The key to achieving a dependable result despite all these limitations is repeatability. This is one of the most important reasons why researchers are obliged to publish accurate and detailed accounts of how they developed and carried out their work. Such publishing requirements mean that faults in the design of studies can be pinpointed in retro spect. This is exactly what happened to the scientists who thought they’d discovered that toads are right-handed but had failed to realize that for anatomical reasons the test they’d invented was incapable of proving any such thing. They were rapped on the knuckles a few months after their work was published.

If other researchers using different research subjects with the same approach and the same methods of implementation come up with extremely similar results time and again, chances are those findings are actually meaningful. The likelihood that researchers have made exactly the same unnoticed mistake independently of each other becomes smaller every time the test is repeated. If they make a different mistake on each occasion, then in the long run the distortions this creates will tend to cancel each other out. A stable average result will emerge in which we can have a reasonable degree of confidence.

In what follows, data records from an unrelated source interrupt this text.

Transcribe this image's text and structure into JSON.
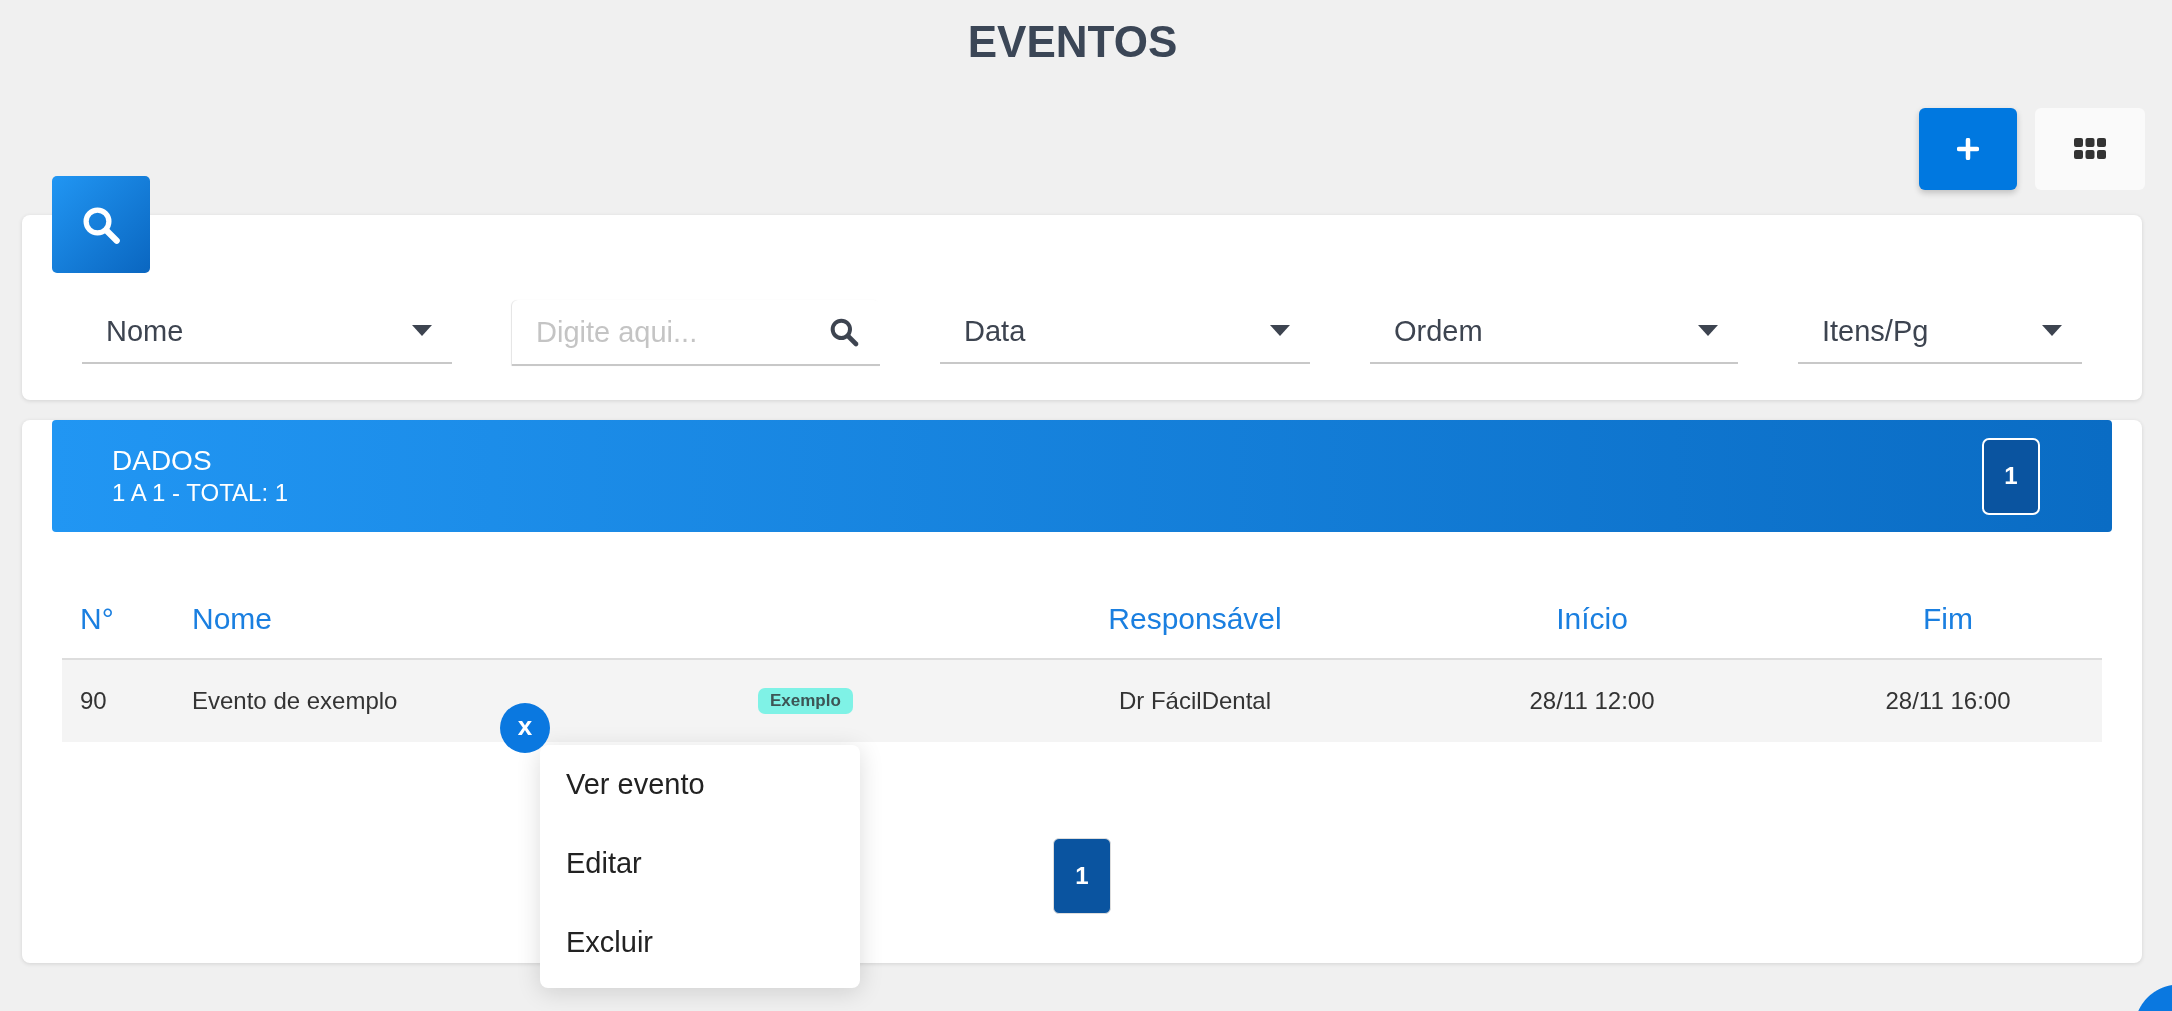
{
  "page": {
    "title": "EVENTOS"
  },
  "filters": [
    {
      "kind": "select",
      "value": "Nome"
    },
    {
      "kind": "search",
      "placeholder": "Digite aqui..."
    },
    {
      "kind": "select",
      "value": "Data"
    },
    {
      "kind": "select",
      "value": "Ordem"
    },
    {
      "kind": "select",
      "value": "Itens/Pg"
    }
  ],
  "data_panel": {
    "title": "DADOS",
    "summary": "1 A 1 - TOTAL: 1",
    "page_badge": "1"
  },
  "table": {
    "columns": [
      "N°",
      "Nome",
      "Responsável",
      "Início",
      "Fim"
    ],
    "rows": [
      {
        "cells": [
          "90",
          "Evento de exemplo",
          "Dr FácilDental",
          "28/11 12:00",
          "28/11 16:00"
        ],
        "tag": "Exemplo"
      }
    ]
  },
  "row_menu": {
    "close": "x",
    "items": [
      "Ver evento",
      "Editar",
      "Excluir"
    ]
  },
  "pagination": [
    {
      "label": "1",
      "selected": true
    }
  ]
}
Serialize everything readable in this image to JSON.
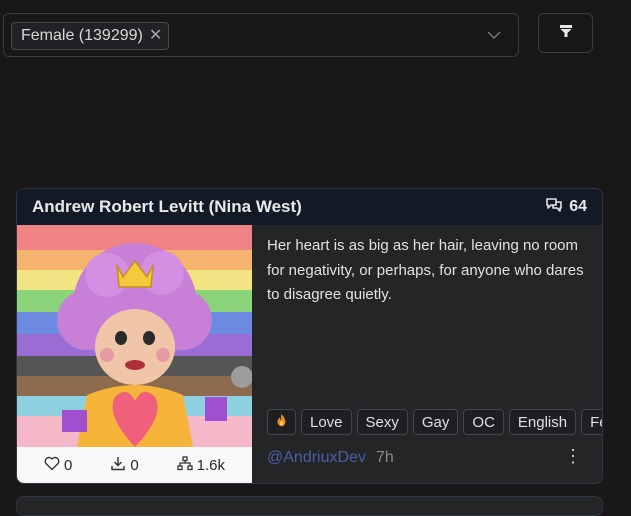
{
  "filter": {
    "chip_label": "Female (139299)",
    "chip_remove": "✕"
  },
  "card": {
    "title": "Andrew Robert Levitt (Nina West)",
    "comment_count": "64",
    "description": "Her heart is as big as her hair, leaving no room for negativity, or perhaps, for anyone who dares to disagree quietly.",
    "stats": {
      "likes": "0",
      "downloads": "0",
      "forks": "1.6k"
    },
    "tags": [
      "Love",
      "Sexy",
      "Gay",
      "OC",
      "English",
      "Fem"
    ],
    "author": "@AndriuxDev",
    "time": "7h",
    "more": "⋮"
  },
  "colors": {
    "background": "#1a1718",
    "card": "#242526",
    "card_header": "#111a26",
    "author": "#4a5fa8"
  },
  "icons": [
    "chevron-down-icon",
    "filter-icon",
    "comments-icon",
    "heart-icon",
    "download-icon",
    "fork-icon",
    "fire-icon",
    "more-icon"
  ]
}
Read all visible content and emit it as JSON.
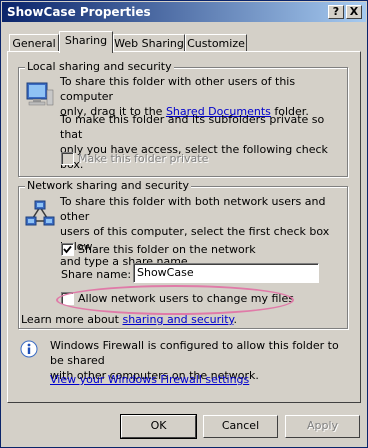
{
  "window": {
    "title": "ShowCase Properties",
    "help_label": "?",
    "close_label": "X"
  },
  "tabs": [
    {
      "label": "General"
    },
    {
      "label": "Sharing"
    },
    {
      "label": "Web Sharing"
    },
    {
      "label": "Customize"
    }
  ],
  "local": {
    "group_title": "Local sharing and security",
    "para1_line1": "To share this folder with other users of this computer",
    "para1_prefix": "only, drag it to the ",
    "para1_link": "Shared Documents",
    "para1_suffix": " folder.",
    "para2_line1": "To make this folder and its subfolders private so that",
    "para2_line2": "only you have access, select the following check box.",
    "private_label": "Make this folder private",
    "private_checked": false
  },
  "network": {
    "group_title": "Network sharing and security",
    "line1": "To share this folder with both network users and other",
    "line2": "users of this computer, select the first check box below",
    "line3": "and type a share name.",
    "share_label": "Share this folder on the network",
    "share_checked": true,
    "share_name_label": "Share name:",
    "share_name_value": "ShowCase",
    "allow_change_label": "Allow network users to change my files",
    "allow_change_checked": false,
    "learn_prefix": "Learn more about ",
    "learn_link": "sharing and security",
    "learn_suffix": "."
  },
  "firewall": {
    "line1": "Windows Firewall is configured to allow this folder to be shared",
    "line2": "with other computers on the network.",
    "link": "View your Windows Firewall settings"
  },
  "buttons": {
    "ok": "OK",
    "cancel": "Cancel",
    "apply": "Apply"
  }
}
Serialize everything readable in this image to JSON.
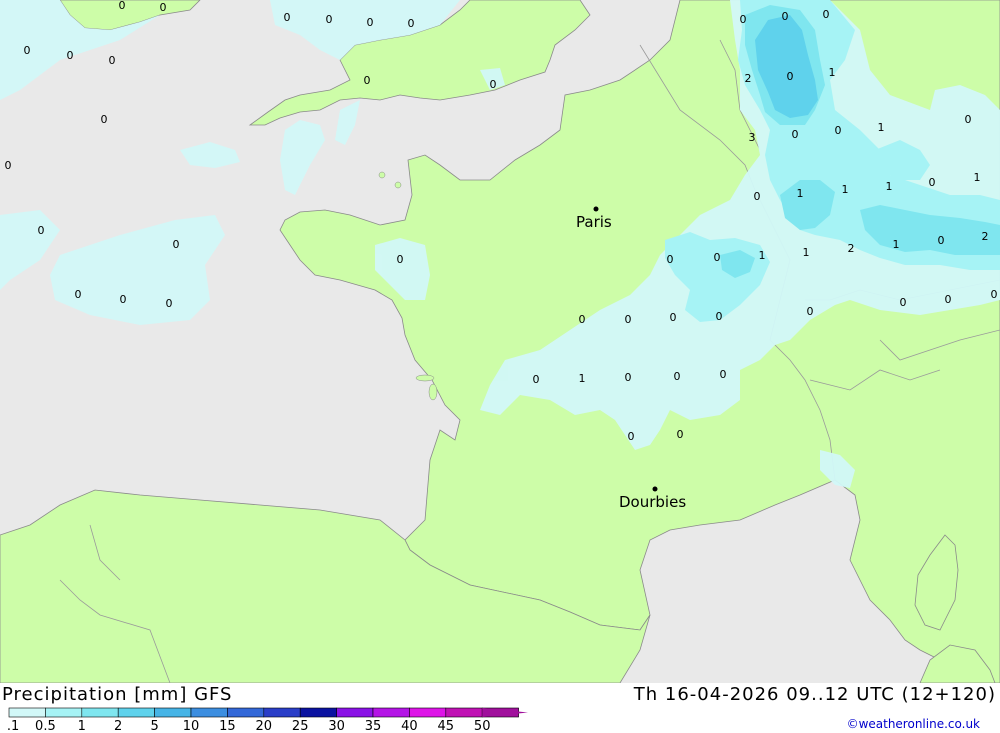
{
  "map": {
    "colors": {
      "sea": "#e9e9e9",
      "land": "#cdfda8",
      "border": "#9a9a9a",
      "coast": "#8a8a8a",
      "precip_01": "#d2f8f8",
      "precip_05": "#a6f3f5",
      "precip_1": "#7fe6ef",
      "precip_2": "#5fd2ec"
    },
    "cities": [
      {
        "name": "Paris"
      },
      {
        "name": "Dourbies"
      }
    ],
    "isoline_labels": [
      "0",
      "0",
      "0",
      "0",
      "0",
      "0",
      "0",
      "0",
      "0",
      "0",
      "0",
      "0",
      "0",
      "0",
      "0",
      "0",
      "0",
      "0",
      "0",
      "0",
      "0",
      "0",
      "2",
      "0",
      "1",
      "3",
      "0",
      "0",
      "1",
      "0",
      "0",
      "1",
      "1",
      "1",
      "0",
      "1",
      "0",
      "2",
      "1",
      "2",
      "1",
      "0",
      "1",
      "0",
      "0",
      "0",
      "0",
      "0",
      "0",
      "0",
      "0",
      "0",
      "0",
      "1",
      "0",
      "0",
      "0",
      "0",
      "0",
      "0",
      "0",
      "0",
      "0",
      "0",
      "0",
      "0",
      "0",
      "0"
    ]
  },
  "footer": {
    "title": "Precipitation [mm] GFS",
    "timestamp": "Th 16-04-2026 09..12 UTC (12+120)",
    "credit": "©weatheronline.co.uk"
  },
  "legend": {
    "ticks": [
      "0.1",
      "0.5",
      "1",
      "2",
      "5",
      "10",
      "15",
      "20",
      "25",
      "30",
      "35",
      "40",
      "45",
      "50"
    ],
    "colors": [
      "#d2f8f8",
      "#a6f3f5",
      "#7fe6ef",
      "#5fd2ec",
      "#46b4e6",
      "#3c8ee0",
      "#3368d8",
      "#2a3ec8",
      "#0a12a0",
      "#8a12e6",
      "#b414e6",
      "#de14e8",
      "#c012b4",
      "#a0109c"
    ]
  }
}
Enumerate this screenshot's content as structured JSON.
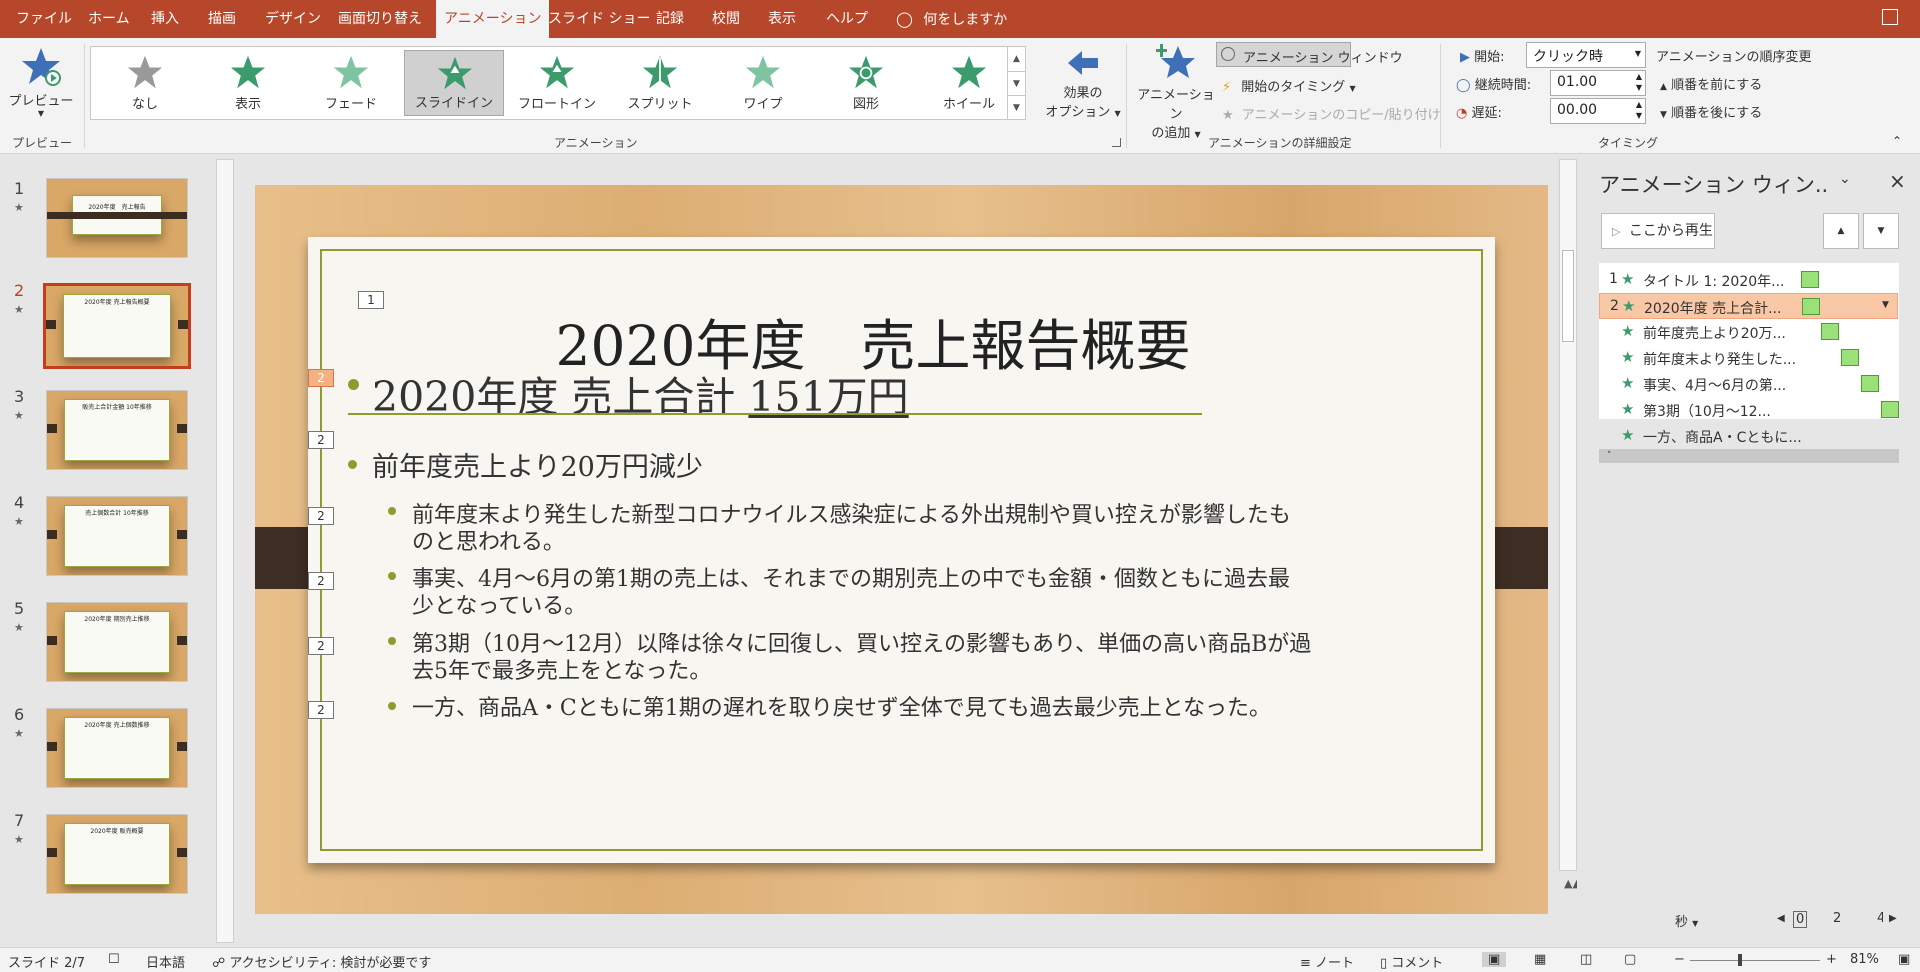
{
  "tabs": [
    {
      "label": "ファイル"
    },
    {
      "label": "ホーム"
    },
    {
      "label": "挿入"
    },
    {
      "label": "描画"
    },
    {
      "label": "デザイン"
    },
    {
      "label": "画面切り替え"
    },
    {
      "label": "アニメーション"
    },
    {
      "label": "スライド ショー"
    },
    {
      "label": "記録"
    },
    {
      "label": "校閲"
    },
    {
      "label": "表示"
    },
    {
      "label": "ヘルプ"
    }
  ],
  "tell_me": "何をしますか",
  "ribbon": {
    "preview_label": "プレビュー",
    "preview_group": "プレビュー",
    "gallery": [
      {
        "label": "なし"
      },
      {
        "label": "表示"
      },
      {
        "label": "フェード"
      },
      {
        "label": "スライドイン"
      },
      {
        "label": "フロートイン"
      },
      {
        "label": "スプリット"
      },
      {
        "label": "ワイプ"
      },
      {
        "label": "図形"
      },
      {
        "label": "ホイール"
      }
    ],
    "effect_options": "効果の\nオプション",
    "effect_options_l1": "効果の",
    "effect_options_l2": "オプション",
    "animation_group": "アニメーション",
    "add_animation_l1": "アニメーション",
    "add_animation_l2": "の追加",
    "animation_pane_btn": "アニメーション ウィンドウ",
    "trigger": "開始のタイミング",
    "painter": "アニメーションのコピー/貼り付け",
    "advanced_group": "アニメーションの詳細設定",
    "start_label": "開始:",
    "start_value": "クリック時",
    "duration_label": "継続時間:",
    "duration_value": "01.00",
    "delay_label": "遅延:",
    "delay_value": "00.00",
    "reorder_label": "アニメーションの順序変更",
    "move_earlier": "順番を前にする",
    "move_later": "順番を後にする",
    "timing_group": "タイミング"
  },
  "thumbnails": [
    {
      "num": "1",
      "star": "★",
      "title": "2020年度　売上報告"
    },
    {
      "num": "2",
      "star": "★",
      "title": "2020年度 売上報告概要"
    },
    {
      "num": "3",
      "star": "★",
      "title": "販売上合計金額 10年推移"
    },
    {
      "num": "4",
      "star": "★",
      "title": "売上個数合計 10年推移"
    },
    {
      "num": "5",
      "star": "★",
      "title": "2020年度 期別売上推移"
    },
    {
      "num": "6",
      "star": "★",
      "title": "2020年度 売上個数推移"
    },
    {
      "num": "7",
      "star": "★",
      "title": "2020年度 販売概要"
    }
  ],
  "slide": {
    "title": "2020年度　売上報告概要",
    "tag1": "1",
    "tag2": "2",
    "b1_prefix": "2020年度 売上合計 ",
    "b1_amount": "151万円",
    "b2": "前年度売上より20万円減少",
    "s1_l1": "前年度末より発生した新型コロナウイルス感染症による外出規制や買い控えが影響したも",
    "s1_l2": "のと思われる。",
    "s2_l1": "事実、4月～6月の第1期の売上は、それまでの期別売上の中でも金額・個数ともに過去最",
    "s2_l2": "少となっている。",
    "s3_l1": "第3期（10月～12月）以降は徐々に回復し、買い控えの影響もあり、単価の高い商品Bが過",
    "s3_l2": "去5年で最多売上をとなった。",
    "s4_l1": "一方、商品A・Cともに第1期の遅れを取り戻せず全体で見ても過去最少売上となった。"
  },
  "anim_pane": {
    "title": "アニメーション ウィン..",
    "play_from": "ここから再生",
    "items": [
      {
        "num": "1",
        "label": "タイトル 1: 2020年..."
      },
      {
        "num": "2",
        "label": "2020年度 売上合計..."
      },
      {
        "num": "",
        "label": "前年度売上より20万..."
      },
      {
        "num": "",
        "label": "前年度末より発生した..."
      },
      {
        "num": "",
        "label": "事実、4月～6月の第..."
      },
      {
        "num": "",
        "label": "第3期（10月～12..."
      },
      {
        "num": "",
        "label": "一方、商品A・Cともに..."
      }
    ],
    "seconds": "秒",
    "tl_0": "0",
    "tl_2": "2",
    "tl_4": "4"
  },
  "status": {
    "slide": "スライド 2/7",
    "lang": "日本語",
    "access": "アクセシビリティ: 検討が必要です",
    "notes": "ノート",
    "comments": "コメント",
    "zoom": "81%"
  },
  "colors": {
    "accent": "#b7472a",
    "slide_green": "#8c9c2e",
    "pane_sel": "#f8c7a6"
  }
}
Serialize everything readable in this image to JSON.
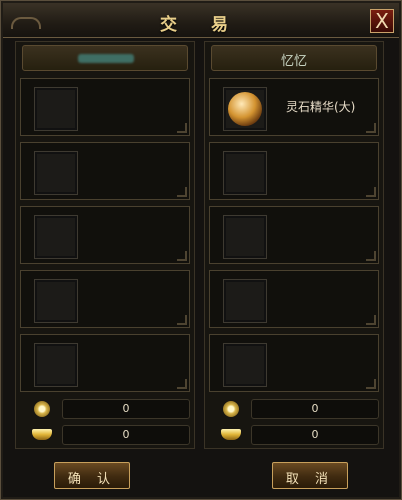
{
  "title": "交 易",
  "close_label": "X",
  "left": {
    "name": "",
    "slots": [
      {
        "item": null
      },
      {
        "item": null
      },
      {
        "item": null
      },
      {
        "item": null
      },
      {
        "item": null
      }
    ],
    "gold": "0",
    "yuanbao": "0"
  },
  "right": {
    "name": "忆忆",
    "slots": [
      {
        "item": "灵石精华(大)"
      },
      {
        "item": null
      },
      {
        "item": null
      },
      {
        "item": null
      },
      {
        "item": null
      }
    ],
    "gold": "0",
    "yuanbao": "0"
  },
  "buttons": {
    "confirm": "确 认",
    "cancel": "取 消"
  },
  "colors": {
    "gold_text": "#e9cf8a",
    "frame": "#5b4f3d",
    "button_border": "#c8a05c"
  },
  "icons": {
    "gold": "coin-icon",
    "yuanbao": "gold-ingot-icon",
    "item": "spirit-stone-essence-icon"
  }
}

Bearing all this in mind, if we look at the studies that have linked left-handedness to all kinds of disorders and ailments, it immediately becomes obvious that there are countless reasons for scepticism. One major problem, for example, is the lack of any unambiguous and generally accepted definition of left- and right-handedness. Some researchers divide their subjects into two groups, others work by categorizing them as left-handed, right-handed and mixed-handed. Sometimes a person is regarded as left-handed if he performs, or says that he performs, just one task with his left hand, sometimes only if he does literally everything left-handed. Researchers usually present lists of questions, but sometimes people actually have to carry out tasks, while in other cases various dubious dexterity tests are used to compile hand preference scores. One study may involve a checklist of only three tasks, whereas another may introduce ten or twelve criteria. A researcher may refuse to take account of which hand a person uses when writing because of the possible influence of social pressure, while a fellow researcher takes the writing hand to be the most important indication. In theory at least, a person who is defined in one study as right-handed might quite possibly be cate gorized in another as left-handed.

There are a great many flashes in the pan in the form of studies that are never repeated. This is understandable. Research on hand preference is not a high priority, and many test subjects need to be recruited before you have enough left-handers to render up reliable figures about small differences in the relative proportions of left-handed and right-handed people.

The effort required to recruit all those left-handed research subjects is a real snake in the grass. You need a group large enough to allow you to extrapolate from your findings. As a result the issue is very often turned on its head. Instead of investigating whether a given disorder occurs remarkably often or remarkably rarely among left-handers, a readily available group with a particular characteristic – prisoners, dyslexics, cancer patients – is studied to see whether it contains more left-handed people than are found in the general population. It’s by this route that practically all the reported connections with ailments, aberrations and inadequacies have been found. On the few occasions when tests have been done in the opposite direction, it’s never proven possible to find any significant correlation. Time and again, the results produce the paradoxical conclusion that people who suffer from a particular disorder are more likely than average to be left-handed, even though left-handers are not any more likely than the general population to suffer from that same disorder.